The participants worked undercover, often posing as tourists, and traveled around the island scouting for people they could turn into political activists. But the clandestine operation _ which the AP found was continued even after the arrest of a U.S. contractor for smuggling technology into Cuba _ put those young operatives in danger.

Months in the making under the purview of international investigations editor Trish Wilson, the story reunited the original Cuban Twitter reporting team of Butler, the AP’s chief correspondent in Turkey; Washington investigative reporter Jack Gillum; Mexico-based Alberto Arce; and Andrea Rodriguez and Peter Orsi in Havana. Andean bureau chief Frank Bajak chased Peruvians involved in the project, and Hannah Dreier reported from Venezuela.

Technology played a key role in the reporting efforts: Gillum dumped the source documents into AP’s internal document repository so everyone could pore over them. He and Butler set up a [mechanism], so that reporters could see one another’s notes and contributions _ including the travelers’ contact data and interview transcriptions. Gillum also obtained key USAID emails warning contractors from travel to Cuba.

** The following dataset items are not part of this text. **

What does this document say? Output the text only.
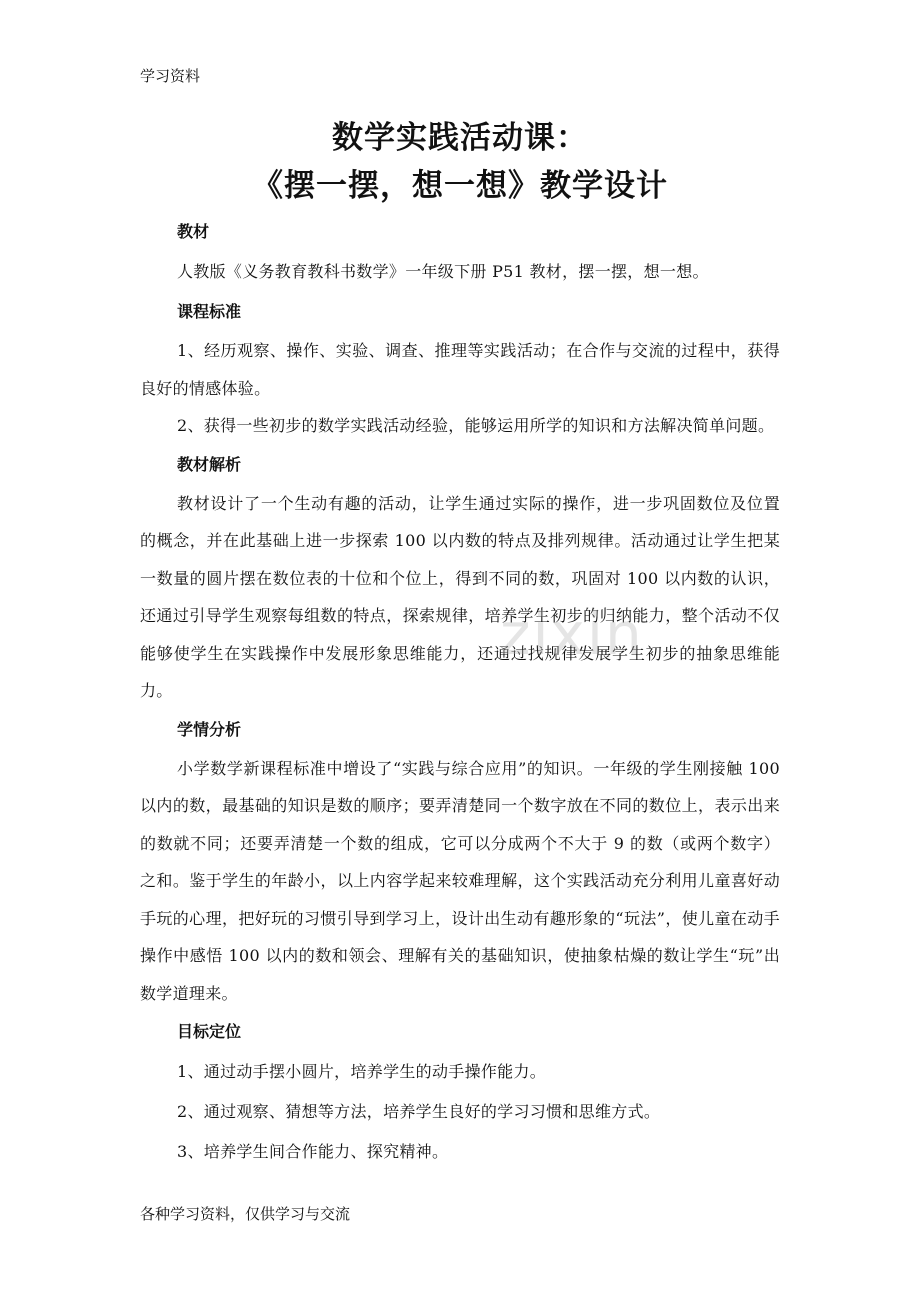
学习资料
数学实践活动课：
《摆一摆，想一想》教学设计
教材
人教版《义务教育教科书数学》一年级下册 P51 教材，摆一摆，想一想。
课程标准
1、经历观察、操作、实验、调查、推理等实践活动；在合作与交流的过程中，获得良好的情感体验。
2、获得一些初步的数学实践活动经验，能够运用所学的知识和方法解决简单问题。
教材解析
教材设计了一个生动有趣的活动，让学生通过实际的操作，进一步巩固数位及位置的概念，并在此基础上进一步探索 100 以内数的特点及排列规律。活动通过让学生把某一数量的圆片摆在数位表的十位和个位上，得到不同的数，巩固对 100 以内数的认识，还通过引导学生观察每组数的特点，探索规律，培养学生初步的归纳能力，整个活动不仅能够使学生在实践操作中发展形象思维能力，还通过找规律发展学生初步的抽象思维能力。
学情分析
小学数学新课程标准中增设了“实践与综合应用”的知识。一年级的学生刚接触 100 以内的数，最基础的知识是数的顺序；要弄清楚同一个数字放在不同的数位上，表示出来的数就不同；还要弄清楚一个数的组成，它可以分成两个不大于 9 的数（或两个数字）之和。鉴于学生的年龄小，以上内容学起来较难理解，这个实践活动充分利用儿童喜好动手玩的心理，把好玩的习惯引导到学习上，设计出生动有趣形象的“玩法”，使儿童在动手操作中感悟 100 以内的数和领会、理解有关的基础知识，使抽象枯燥的数让学生“玩”出数学道理来。
目标定位
1、通过动手摆小圆片，培养学生的动手操作能力。
2、通过观察、猜想等方法，培养学生良好的学习习惯和思维方式。
3、培养学生间合作能力、探究精神。
zixin
各种学习资料，仅供学习与交流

Arce helped translate the source documents, many of which were in Spanish, and interviewed four Costa Ricans who took part in the program, including Fernando Murillo, who ran an HIV prevention workshop in Cuba.

In Cuba, Rodriguez and Orsi doggedly hunted down the Cuban participants, and Rodriguez persuaded them to speak to AP on camera, no small feat given the backlash they could have faced.

Dreier, like everyone else who joined the project, had to learn to use [a secure phone]. She also set up an account to receive encrypted email because communications in Venezuela, like Cuba, are not considered secure. Dreier found four of the Venezuelan travelers, and got the money quote from a woman who acknowledged they were trying to “stir rebellion.”

Orsi reviewed the Spanish documents to ensure all translations were accurate, working meticulously to check every detail and finding last-minute changes made just hours before the story was published.

Video got involved early on. First came the interviews with the young Cubans,  who said they did not know they were targets of the program.

 

Then London-based correspondent Raphael Satter tracked down the main organizer of the young Venezuelans recruited to go to Cuba, living now in a small house in Dublin, Ireland. Satter, along with Belfast-based cameraman John Morrisey, tried repeatedly to contact the woman, but she wouldn’t talk and even hid in her bedroom when they came knocking on her door. Their doggedness paid off after several hours when she did come out. She still refused to talk, but Morrisey got a compelling piece of video as the woman ran back into the house, slamming the door behind her.

As the story came together, Washington video supervisor David Bruns donned many hats _ voicing and editing the video piece, as well as creating graphics. A gallery of photos by Franklin Reyes, Esteban Felix and James L. Berenthal also illustrated the story.

The story played widely in newspapers worldwide and on the Internet, showing up on front pages in Mexico and Miami. Several team members appeared on NPR, Fox News and Telemundo, among other media outlets.

For their multinational effort that broke news and kept the AP out front on American secret activities in Cuba, Butler, Gillum, Arce, Rodriguez, Bajak, Dreier, Orsi and Bruns win this week’s $500 prize.